Saturday morning is insanity in my home. It’s chore day, which means that nobody can enjoy anything until the toilets are scrubbed, the beds are made, and the mysterious junk drawers are emptied and sanitized. It’s a lot of work, and with it comes a lot of noise. Kids shout that they’re out of cleaning supplies, vacuums roar, and the laundry tumbles in a pounding rhythm. I have my chores as well, but before I do them, I have to read. If I do the chores first, Saturday gobbles up my “me time.”
As I type this, my nine-year-old is blaring “Nothing But a Good Time” by the 80’s rock band, Poison. Part of me wants to march up there and tell him to finish his chores, but I’m surreptitiously enjoying the music.
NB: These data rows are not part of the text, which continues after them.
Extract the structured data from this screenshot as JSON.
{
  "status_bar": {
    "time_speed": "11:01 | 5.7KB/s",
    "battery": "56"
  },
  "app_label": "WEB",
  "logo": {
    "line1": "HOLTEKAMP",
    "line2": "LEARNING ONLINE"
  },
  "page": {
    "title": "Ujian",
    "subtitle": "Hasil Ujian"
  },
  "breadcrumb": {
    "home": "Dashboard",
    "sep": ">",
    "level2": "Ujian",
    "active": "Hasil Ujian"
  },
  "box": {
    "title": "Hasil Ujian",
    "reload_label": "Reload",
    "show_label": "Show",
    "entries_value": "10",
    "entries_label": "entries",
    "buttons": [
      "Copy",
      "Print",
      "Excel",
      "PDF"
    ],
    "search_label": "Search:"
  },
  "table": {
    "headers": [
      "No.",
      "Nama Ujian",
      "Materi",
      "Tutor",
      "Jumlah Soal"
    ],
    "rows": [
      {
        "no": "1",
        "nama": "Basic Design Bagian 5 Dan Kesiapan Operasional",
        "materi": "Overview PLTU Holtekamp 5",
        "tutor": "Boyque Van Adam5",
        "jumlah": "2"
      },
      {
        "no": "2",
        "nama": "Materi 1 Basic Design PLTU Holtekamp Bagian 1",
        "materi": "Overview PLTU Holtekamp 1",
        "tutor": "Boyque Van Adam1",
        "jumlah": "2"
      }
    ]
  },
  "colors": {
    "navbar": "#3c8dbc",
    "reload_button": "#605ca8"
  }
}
I turn the page in my book to tackle something called “Cosmic Significance” in Ernest Becker’s Pulitzer Prize work, The Denial of Death. He explained the idea in a single paragraph, something that should have taken 15 seconds to read. It took me 45 minutes. Partly because the concept was difficult to grasp, and partly because I couldn’t stop tapping my foot to Poison’s music. Boy, how I love the 80’s.
Despite the distractions, I wanted to get the idea down. I had to read that paragraph several times, take notes, and do some journaling. Reading isn’t a race. It’s fine if you move through your book slowly, but surely. There are no awards for people who blaze through a book. It’s the people who fight their tendencies to be efficient and productive that win in the end. Those are the readers who get smarter.
Next time you feel the need to rush through a book, don’t.
Next time you beat yourself up for reading the same paragraph 10 times, don’t.
Next time you want to skip hard books because you don’t have a perfect reading environment, don’t.
Stop trying to win the teacher’s gold stars for reading 100 books this year. Instead, read slowly, but surely.